Drive Fail and Degraded Mode

A RAID supports user IO if one or more drives have failed or been disconnected. As soon as a drive cannot be used for IO, its state is changed to ‘Offline’ and the RAID state is changed to ‘Degraded’. If too many drives fail and the RAID cannot support IO, its state is changed to ‘Offline’. When the RAID goes ‘Offline’, the engine logic immediately interrupts user IO to minimize potential data damage. The RAID engine ensures data consistency except for IO packets being processed when the RAID goes ‘Offline’. These IO requests are marked as failed to the client, indicating that the data was not written. The corresponding data areas on disks may contain “old” data, “new” data or a mix of old and new data if the IO packet size is larger than a single RAID chunk size and spans multiple disks.

RAID stripes impacted by failed IO data packets may suffer from damaged parity consistency, because some stripe chunks are updated while others, including the parity area, may not be correctly updated. This scenario is referred to as a “write hole” situation.

If the RAID is marked as ‘Degraded’, follow these steps:

  1. Reinsert the physical device hosting the drive. If the disconnected device is not damaged it is strongly recommended to reinsert the devices used in the RAID instead of replacing them with new ones. If the device is damaged, replace it with a new device hosting a drive of the same or larger size.

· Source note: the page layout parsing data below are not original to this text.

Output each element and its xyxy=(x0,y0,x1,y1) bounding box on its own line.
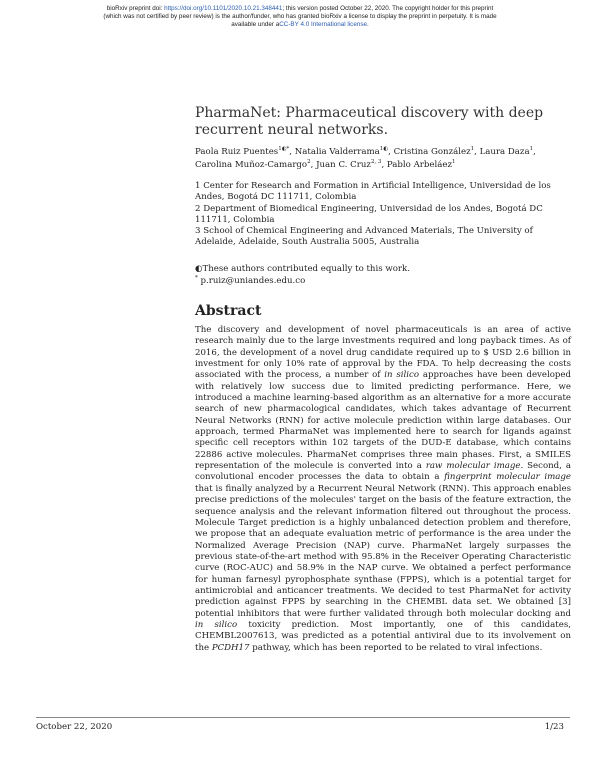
author-list: Paola Ruiz Puentes$^{1◐*}$, Natalia Valderrama$^{1◐}$, Cristina González$^1$, Laura Daza$^1$, Carolina Muñoz-Camargo$^2$, Juan C. Cruz$^{2, 3}$, Pablo Arbeláez$^1$ xyxy=(195,146,536,170)
abstract-emphasis: PCDH17 xyxy=(211,642,250,653)
abstract-emphasis: in silico xyxy=(195,619,238,630)
affiliation-item xyxy=(195,226,571,249)
preprint-notice-line1 xyxy=(40,5,560,13)
author-name: Carolina Muñoz-Camargo xyxy=(195,159,308,170)
footer-date: October 22, 2020 xyxy=(36,722,113,732)
abstract-text: pathway, which has been reported to be related to viral infections. xyxy=(249,642,543,653)
affiliation-text: Center for Research and Formation in Artificial Intelligence, Universidad de los Andes, Bogotá DC 111711, Colombia xyxy=(195,181,551,203)
abstract-body xyxy=(195,325,571,654)
author-affil-marker: 2 xyxy=(307,158,311,165)
author-affil-marker: 1 xyxy=(529,146,534,153)
affiliation-list xyxy=(195,181,571,249)
preprint-notice-line2: (which was not certified by peer review) is the author/funder, who has granted bioRxiv a license to display the preprint in perpetuity. It is made xyxy=(103,13,497,20)
author-affil-marker: 1 xyxy=(451,158,456,165)
paper-title: PharmaNet: Pharmaceutical discovery with deep recurrent neural networks. xyxy=(195,105,544,138)
abstract-emphasis: fingerprint molecular image xyxy=(444,472,571,483)
footer-divider xyxy=(36,717,570,718)
preprint-notice xyxy=(40,5,560,29)
abstract-text: The discovery and development of novel pharmaceuticals is an area of active research mainly due to the large investments required and long payback times. As of 2016, the development of a novel drug candidate required up to $ USD 2.6 billion in investment for only 10% rate of approval by the FDA. To help decreasing the costs associated with the process, a number of xyxy=(195,325,571,381)
author-name: Cristina González xyxy=(393,147,471,157)
author-name: Natalia Valderrama xyxy=(294,147,380,157)
abstract-paragraph xyxy=(195,325,571,654)
author-affil-marker: 2, 3 xyxy=(370,158,382,165)
abstract-emphasis: in silico xyxy=(384,370,420,381)
author-name: Pablo Arbeláez xyxy=(386,159,452,170)
author-affil-marker: 1◐* xyxy=(278,146,290,153)
author-name: Laura Daza xyxy=(479,147,530,157)
corresponding-marker: * xyxy=(195,274,198,281)
affiliation-item xyxy=(195,204,571,227)
affiliation-item xyxy=(195,181,571,204)
abstract-text: that is finally analyzed by a Recurrent Neural Network (RNN). This approach enables precise predictions of the molecules' target on the basis of the feature extraction, the sequence analysis and the relevant information filtered out throughout the process. Molecule Target prediction is a highly unbalanced detection problem and therefore, we propose that an adequate evaluation metric of performance is the area under the Normalized Average Precision (NAP) curve. PharmaNet largely surpasses the previous state-of-the-art method with 95.8% in the Receiver Operating Characteristic curve (ROC-AUC) and 58.9% in the NAP curve. We obtained a perfect performance for human farnesyl pyrophosphate synthase (FPPS), which is a potential target for antimicrobial and anticancer treatments. We decided to test PharmaNet for activity prediction against FPPS by searching in the CHEMBL data set. We obtained [3] potential inhibitors that were further validated through both molecular docking and xyxy=(195,483,571,619)
license-suffix: . xyxy=(366,21,369,28)
abstract-emphasis: raw molecular image xyxy=(425,461,521,472)
preprint-notice-text: ; this version posted October 22, 2020. The copyright holder for this preprint xyxy=(282,5,494,12)
affiliation-number: 2 xyxy=(195,203,201,214)
author-affil-marker: 1 xyxy=(470,146,475,153)
affiliation-text: School of Chemical Engineering and Advanced Materials, The University of Adelaide, Adelaide, South Australia 5005, Australia xyxy=(195,226,533,248)
abstract-text: toxicity prediction. Most importantly, one of this candidates, CHEMBL2007613, was predicted as a potential antiviral due to its involvement on the xyxy=(195,619,571,653)
license-link[interactable]: CC-BY 4.0 International license xyxy=(279,21,367,28)
abstract-text: . Second, a convolutional encoder processes the data to obtain a xyxy=(195,461,571,483)
abstract-heading: Abstract xyxy=(195,303,262,319)
affiliation-text: Department of Biomedical Engineering, Universidad de los Andes, Bogotá DC 111711, Colombia xyxy=(195,203,543,225)
author-notes xyxy=(195,264,571,287)
author-affil-marker: 1◐ xyxy=(379,146,389,153)
page-number: 1/23 xyxy=(544,722,564,732)
license-prefix: available under a xyxy=(231,21,280,28)
preprint-doi-prefix: bioRxiv preprint doi: xyxy=(106,5,165,12)
corresponding-email[interactable]: p.ruiz@uniandes.edu.co xyxy=(200,275,306,286)
doi-link[interactable]: https://doi.org/10.1101/2020.10.21.348441 xyxy=(164,5,283,12)
corresponding-author-note xyxy=(195,276,571,288)
preprint-notice-line3 xyxy=(40,21,560,29)
author-name: Paola Ruiz Puentes xyxy=(195,147,279,157)
abstract-text: approaches have been developed with relatively low success due to limited predicting performance. Here, we introduced a machine learning-based algorithm as an alternative for a more accurate search of new pharmacological candidates, which takes advantage of Recurrent Neural Networks (RNN) for active molecule prediction within large databases. Our approach, termed PharmaNet was implemented here to search for ligands against specific cell receptors within 102 targets of the DUD-E database, which contains 22886 active molecules. PharmaNet comprises three main phases. First, a SMILES representation of the molecule is converted into a xyxy=(195,370,571,472)
affiliation-number: 1 xyxy=(195,181,201,191)
affiliation-number: 3 xyxy=(195,226,201,237)
equal-contribution-note: ◐These authors contributed equally to this work. xyxy=(195,264,410,274)
author-name: Juan C. Cruz xyxy=(316,159,371,170)
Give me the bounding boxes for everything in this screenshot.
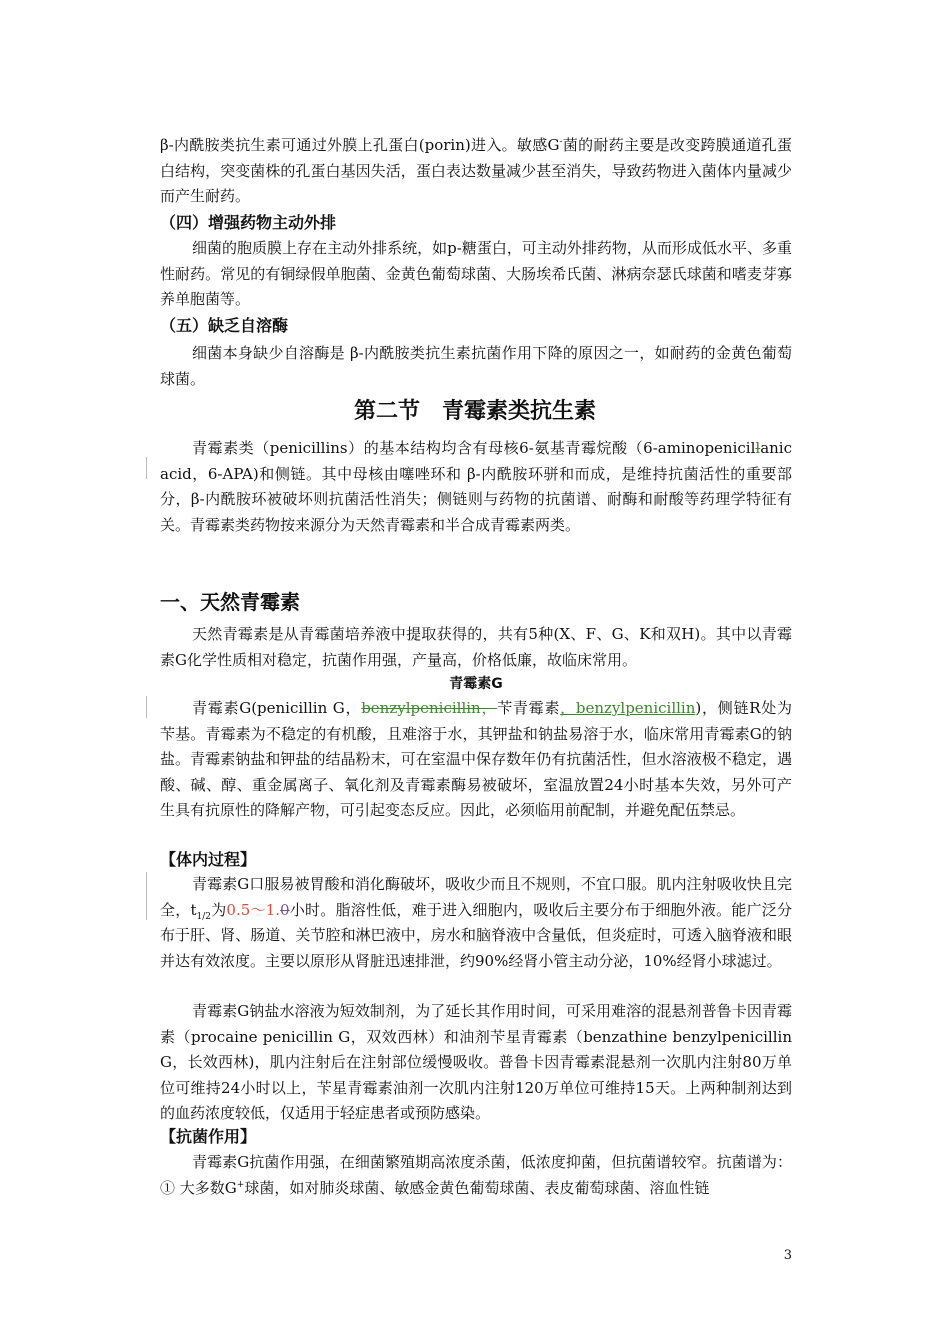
revision-mark	[146, 696, 147, 718]
heading-penicillin-g: 青霉素G	[449, 676, 503, 692]
text-run: )，侧链R处为苄基。青霉素为不稳定的有机酸，且难溶于水，其钾盐和钠盐易溶于水，临床常用青霉素G的钠盐。青霉素钠盐和钾盐的结晶粉末，可在室温中保存数年仍有抗菌活性，但水溶液极不稳定，遇酸、碱、醇、重金属离子、氧化剂及青霉素酶易被破坏，室温放置24小时基本失效，另外可产生具有抗原性的降解产物，可引起变态反应。因此，必须临用前配制，并避免配伍禁忌。	[160, 699, 792, 820]
page-number: 3	[783, 1248, 792, 1263]
text-run: 青霉素G(penicillin G，	[192, 699, 362, 717]
paragraph-efflux: 细菌的胞质膜上存在主动外排系统，如p-糖蛋白，可主动外排药物，从而形成低水平、多重性耐药。常见的有铜绿假单胞菌、金黄色葡萄球菌、大肠埃希氏菌、淋病奈瑟氏球菌和嗜麦芽寡养单胞菌等。	[160, 239, 792, 309]
subscript: 1/2	[196, 911, 211, 922]
text-run: 青霉素G口服易被胃酸和消化酶破坏，吸收少而且不规则，不宜口服。肌内注射吸收快且完全，t	[160, 875, 792, 919]
paragraph-penicillin-g	[160, 696, 792, 824]
heading-in-vivo: 【体内过程】	[160, 850, 257, 869]
revision-mark	[146, 457, 147, 479]
text-run: 小时。脂溶性低，难于进入细胞内，吸收后主要分布于细胞外液。能广泛分布于肝、肾、肠道、关节腔和淋巴液中，房水和脑脊液中含量低，但炎症时，可透入脑脊液和眼并达有效浓度。主要以原形从肾脏迅速排泄，约90%经肾小管主动分泌，10%经肾小球滤过。	[160, 900, 792, 970]
text-run: β-内酰胺类抗生素可通过外膜上孔蛋白(porin)进入。敏感G	[160, 136, 560, 154]
inserted-text: ，benzylpenicillin	[560, 699, 696, 717]
text-run: anic acid，6-APA)和侧链。其中母核由噻唑环和 β-内酰胺环骈和而成，是维持抗菌活性的重要部分，β-内酰胺环被破坏则抗菌活性消失；侧链则与药物的抗菌谱、耐酶和耐酸等药理学特征有关。青霉素类药物按来源分为天然青霉素和半合成青霉素两类。	[160, 439, 792, 534]
paragraph-penicillins-intro	[160, 436, 792, 538]
section-title: 第二节 青霉素类抗生素	[353, 399, 596, 424]
paragraph-porin	[160, 133, 792, 210]
paragraph-autolysin: 细菌本身缺少自溶酶是 β-内酰胺类抗生素抗菌作用下降的原因之一，如耐药的金黄色葡萄球菌。	[160, 344, 792, 388]
deleted-text: benzylpenicillin，	[361, 699, 498, 717]
text-run: 苄青霉素	[497, 699, 561, 717]
paragraph-natural-penicillin: 天然青霉素是从青霉菌培养液中提取获得的，共有5种(X、F、G、K和双H)。其中以青霉素G化学性质相对稳定，抗菌作用强，产量高，价格低廉，故临床常用。	[160, 625, 792, 669]
superscript: +	[236, 1179, 245, 1190]
deleted-text: 0	[280, 900, 290, 919]
paragraph-antibacterial	[160, 1150, 792, 1201]
text-run: 青霉素类（penicillins）的基本结构均含有母核6-氨基青霉烷酸（6-aminopenicil	[192, 439, 756, 457]
heading-efflux: （四）增强药物主动外排	[160, 213, 337, 232]
heading-natural-penicillin: 一、天然青霉素	[160, 590, 300, 614]
heading-antibacterial: 【抗菌作用】	[160, 1127, 257, 1146]
revision-mark	[146, 872, 147, 920]
text-run: 青霉素G抗菌作用强，在细菌繁殖期高浓度杀菌，低浓度抑菌，但抗菌谱较窄。抗菌谱为：① 大多数G	[160, 1153, 792, 1197]
text-run: 菌的耐药主要是改变跨膜通道孔蛋白结构，突变菌株的孔蛋白基因失活，蛋白表达数量减少甚至消失，导致药物进入菌体内量减少而产生耐药。	[160, 136, 792, 206]
text-run: 为	[210, 900, 227, 919]
paragraph-in-vivo	[160, 872, 792, 974]
paragraph-long-acting: 青霉素G钠盐水溶液为短效制剂，为了延长其作用时间，可采用难溶的混悬剂普鲁卡因青霉素（procaine penicillin G，双效西林）和油剂苄星青霉素（benzathine benzylpenicillin G，长效西林)，肌内注射后在注射部位缓慢吸收。普鲁卡因青霉素混悬剂一次肌内注射80万单位可维持24小时以上，苄星青霉素油剂一次肌内注射120万单位可维持15天。上两种制剂达到的血药浓度较低，仅适用于轻症患者或预防感染。	[160, 1002, 792, 1123]
heading-autolysin: （五）缺乏自溶酶	[160, 316, 289, 335]
revised-value: 0.5～1.	[226, 900, 281, 919]
superscript: -	[559, 137, 563, 147]
deleted-text: l	[755, 439, 761, 457]
text-run: 球菌，如对肺炎球菌、敏感金黄色葡萄球菌、表皮葡萄球菌、溶血性链	[244, 1178, 710, 1197]
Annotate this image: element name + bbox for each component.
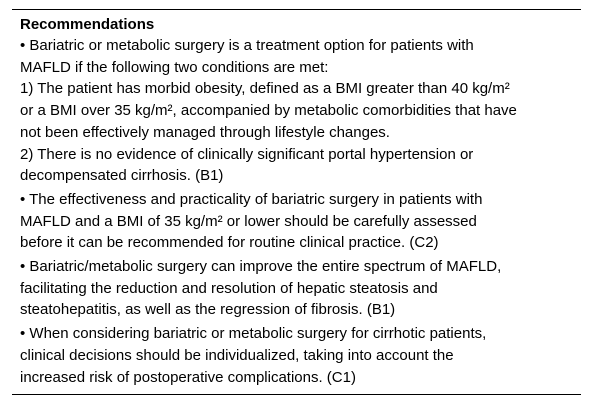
recommendation-line: not been effectively managed through lifestyle changes. xyxy=(20,123,390,141)
recommendation-line: MAFLD if the following two conditions are met: xyxy=(20,58,329,76)
recommendation-line: facilitating the reduction and resolution of hepatic steatosis and xyxy=(20,279,438,297)
recommendation-line: steatohepatitis, as well as the regression of fibrosis. (B1) xyxy=(20,301,396,319)
recommendation-4 xyxy=(20,323,581,388)
recommendation-3 xyxy=(20,256,581,321)
recommendation-2 xyxy=(20,189,581,254)
recommendation-line: or a BMI over 35 kg/m², accompanied by metabolic comorbidities that have xyxy=(20,102,517,120)
recommendation-line: 2) There is no evidence of clinically significant portal hypertension or xyxy=(20,145,474,163)
recommendation-line: • When considering bariatric or metabolic surgery for cirrhotic patients, xyxy=(20,325,487,343)
recommendation-line: increased risk of postoperative complications. (C1) xyxy=(20,368,356,386)
recommendation-line: MAFLD and a BMI of 35 kg/m² or lower should be carefully assessed xyxy=(20,212,477,230)
recommendation-line: • The effectiveness and practicality of bariatric surgery in patients with xyxy=(20,190,483,208)
recommendation-line: before it can be recommended for routine clinical practice. (C2) xyxy=(20,234,439,252)
recommendation-line: • Bariatric or metabolic surgery is a treatment option for patients with xyxy=(20,37,474,54)
recommendations-table xyxy=(12,9,581,395)
recommendation-line: • Bariatric/metabolic surgery can improve the entire spectrum of MAFLD, xyxy=(20,258,502,276)
table-title: Recommendations xyxy=(20,16,155,33)
recommendation-line: 1) The patient has morbid obesity, defined as a BMI greater than 40 kg/m² xyxy=(20,80,510,98)
recommendation-line: clinical decisions should be individualized, taking into account the xyxy=(20,346,454,364)
recommendation-1 xyxy=(20,35,581,187)
recommendation-line: decompensated cirrhosis. (B1) xyxy=(20,167,224,185)
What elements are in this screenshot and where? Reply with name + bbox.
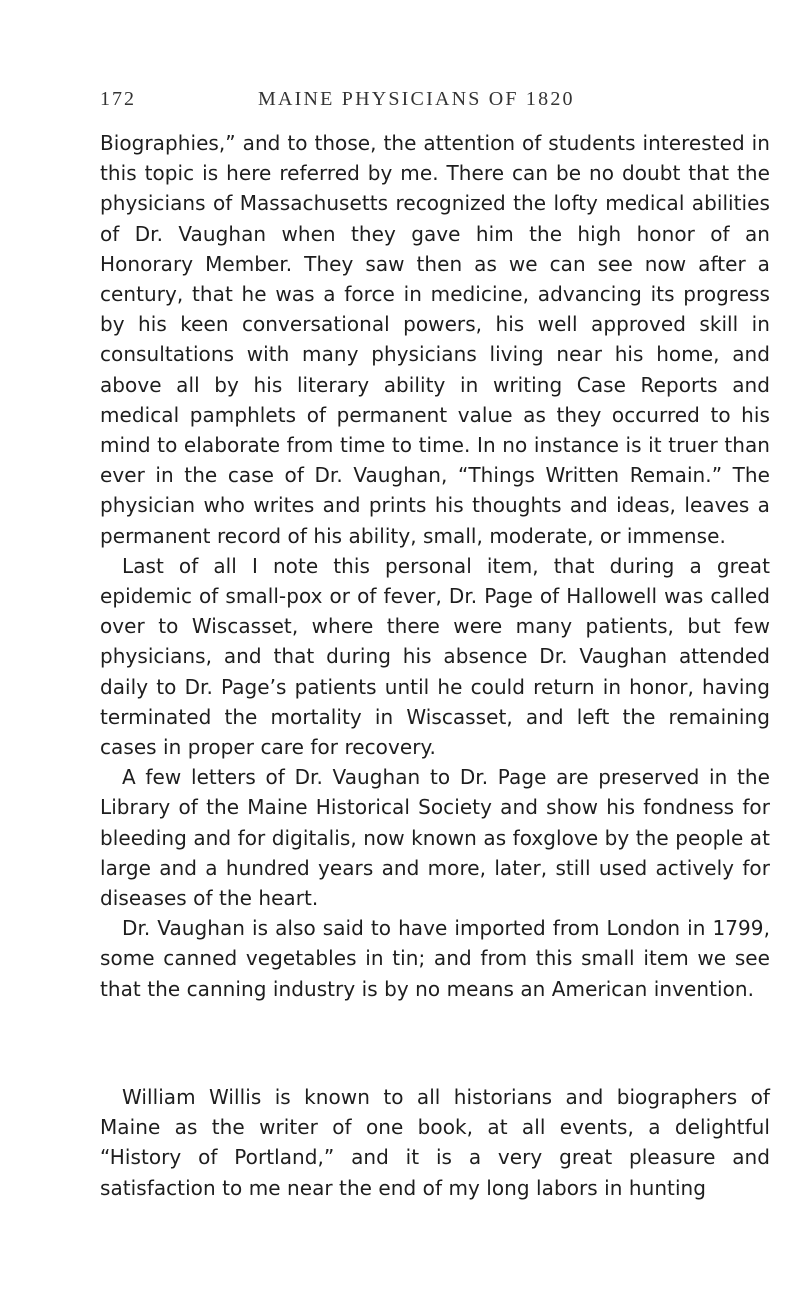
section-break (100, 1004, 770, 1082)
paragraph-biographies: Biographies,” and to those, the attention of students interested in this topic is here referred by me. There can be no doubt that the physicians of Massachusetts recognized the lofty medical abilities of Dr. Vaughan when they gave him the high honor of an Honorary Member. They saw then as we can see now after a century, that he was a force in medicine, advancing its progress by his keen conversational powers, his well approved skill in consultations with many physicians living near his home, and above all by his literary ability in writing Case Reports and medical pamphlets of permanent value as they occurred to his mind to elaborate from time to time. In no instance is it truer than ever in the case of Dr. Vaughan, “Things Written Remain.” The physician who writes and prints his thoughts and ideas, leaves a permanent record of his ability, small, moderate, or immense. (100, 131, 770, 548)
running-title: MAINE PHYSICIANS OF 1820 (258, 88, 575, 110)
page-number: 172 (100, 88, 136, 110)
body-text (100, 128, 770, 1203)
paragraph-letters: A few letters of Dr. Vaughan to Dr. Page are preserved in the Library of the Maine Historical Society and show his fondness for bleeding and for digitalis, now known as foxglove by the people at large and a hundred years and more, later, still used actively for diseases of the heart. (100, 765, 770, 911)
running-head (0, 88, 801, 118)
paragraph-canned-vegetables: Dr. Vaughan is also said to have imported from London in 1799, some canned vegetables in tin; and from this small item we see that the canning industry is by no means an American invention. (100, 916, 770, 1001)
paragraph-william-willis: William Willis is known to all historians and biographers of Maine as the writer of one book, at all events, a delightful “History of Portland,” and it is a very great pleasure and satisfaction to me near the end of my long labors in hunting (100, 1084, 770, 1200)
paragraph-personal-item: Last of all I note this personal item, that during a great epidemic of small-pox or of fever, Dr. Page of Hallowell was called over to Wiscasset, where there were many patients, but few physicians, and that during his absence Dr. Vaughan attended daily to Dr. Page’s patients until he could return in honor, having terminated the mortality in Wiscasset, and left the remaining cases in proper care for recovery. (100, 553, 770, 760)
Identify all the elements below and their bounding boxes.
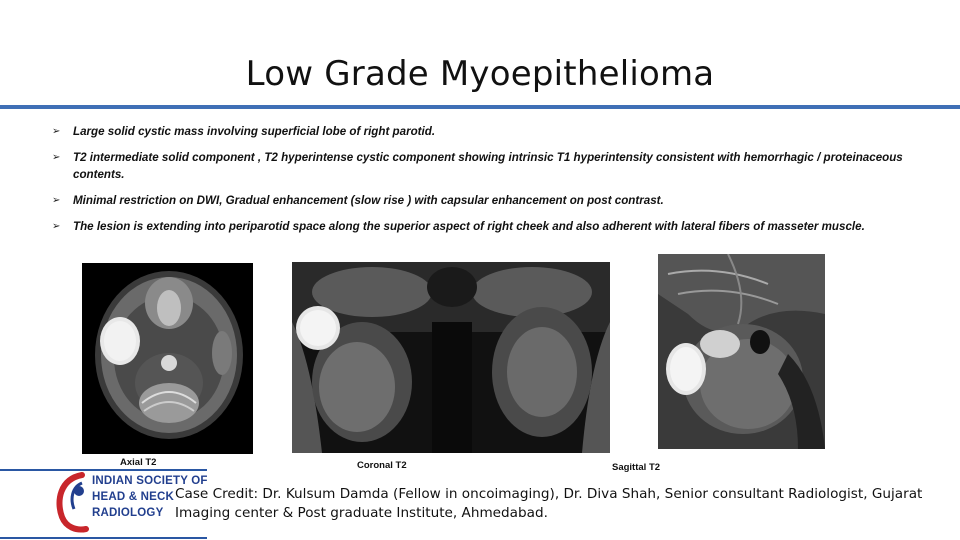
bullet-item: [52, 218, 932, 235]
title-divider: [0, 105, 960, 109]
logo-text-line2: HEAD & NECK: [92, 491, 175, 503]
logo-top-line: [0, 469, 207, 471]
bullet-list: [52, 123, 932, 244]
case-credit: Case Credit: Dr. Kulsum Damda (Fellow in oncoimaging), Dr. Diva Shah, Senior consultant Radiologist, Gujarat Imaging center & Post graduate Institute, Ahmedabad.: [175, 486, 923, 521]
logo-bottom-line: [0, 537, 207, 539]
slide-title: Low Grade Myoepithelioma: [245, 54, 715, 94]
logo-emblem: [52, 471, 92, 535]
bullet-item: [52, 192, 932, 209]
coronal-t2-caption: Coronal T2: [357, 460, 407, 471]
logo-text-line1: INDIAN SOCIETY OF: [92, 475, 208, 487]
arrow-bullet-icon: ➢: [52, 152, 61, 163]
bullet-text: T2 intermediate solid component , T2 hyperintense cystic component showing intrinsic T1 hyperintensity consistent with hemorrhagic / proteinaceous contents.: [73, 151, 903, 181]
axial-t2-image: [82, 263, 253, 454]
logo-text-line3: RADIOLOGY: [92, 507, 164, 519]
bullet-text: Minimal restriction on DWI, Gradual enhancement (slow rise ) with capsular enhancement on post contrast.: [73, 194, 664, 207]
sagittal-t2-image: [658, 254, 825, 449]
arrow-bullet-icon: ➢: [52, 221, 61, 232]
bullet-item: [52, 149, 932, 183]
bullet-text: Large solid cystic mass involving superficial lobe of right parotid.: [73, 125, 436, 138]
arrow-bullet-icon: ➢: [52, 126, 61, 137]
arrow-bullet-icon: ➢: [52, 195, 61, 206]
axial-t2-caption: Axial T2: [120, 457, 157, 468]
sagittal-t2-caption: Sagittal T2: [612, 462, 661, 473]
bullet-item: [52, 123, 932, 140]
coronal-t2-image: [292, 262, 610, 453]
bullet-text: The lesion is extending into periparotid space along the superior aspect of right cheek and also adherent with lateral fibers of masseter muscle.: [73, 220, 865, 233]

If too many logical drives are replaced by new ones, the RAID can lose too many data drives and be switched to ‘Unrecoverable’ state, resulting in the loss of user data.
  2. Attach all devices that are reinserted by using the Device Manager. The device state can be shown using the xnr_cli drive-manager show command. Correctly attached drive shall report SPDK status. If a device is attached its drives are visible to the xiRAID engine as BDEVs and can be listed using the xnr_cli bdev show command. However, the corresponded logical RAID drives may still be Offline that means the BDEVs are not connected to the RAID logically.
  3. If a drive is replaced by new one, clean it using the command xnr_cli bdev zero --bdev <bdev_name>, otherwise the new drive can be considered as foreign drive (used by another RAID or application) and will be declined to insert to the RAID. If the same drive used in the RAID is reinserted then do NOT zero it because it contains valid data and partial reconstruction can be applied instead of the full reconstruction algorithm.
  4. Replace the Offline logical drive in the RAID with the re-inserted and re-attached drive using the command xnr_cli raid replace --name xnraid --position 1 --bdev 0000:06:0b.0n1. Repeat the operation for all re-attached drives. The drive state reported by the “raid show” command should change to Online.
  5. If RAID is Offline (due too many drives failed and being re-inserted), unload the RAID and restore it using the commands:
    xnr_cli raid unload --name xnraid
    xnr_cli raid restore --name xnraid
  6. Start the RAID reconstruction to recover data from temporary disconnected disks and address the “write hole” stripe situation. The reconstruction process also fills new disks with actual data. Use the command:

    xnr_cli raid recon start --name xnraid

When replacing drives, ensure you insert one new drive for RAID 5 (or for each group of RAID 50), two drives for RAID 6 (or each group of RAID 60), and up to three drives for RAID 7 (or each group of RAID 70). Do not replace additional drives while the reconstruction process is in progress, as this can lead to data loss.

If there is no IO in progress and disks are disconnected and the same disks are reinserted back, the RAID can switch from a Degraded (or Degraded and Offline) state back to Online without the need for reconstruction.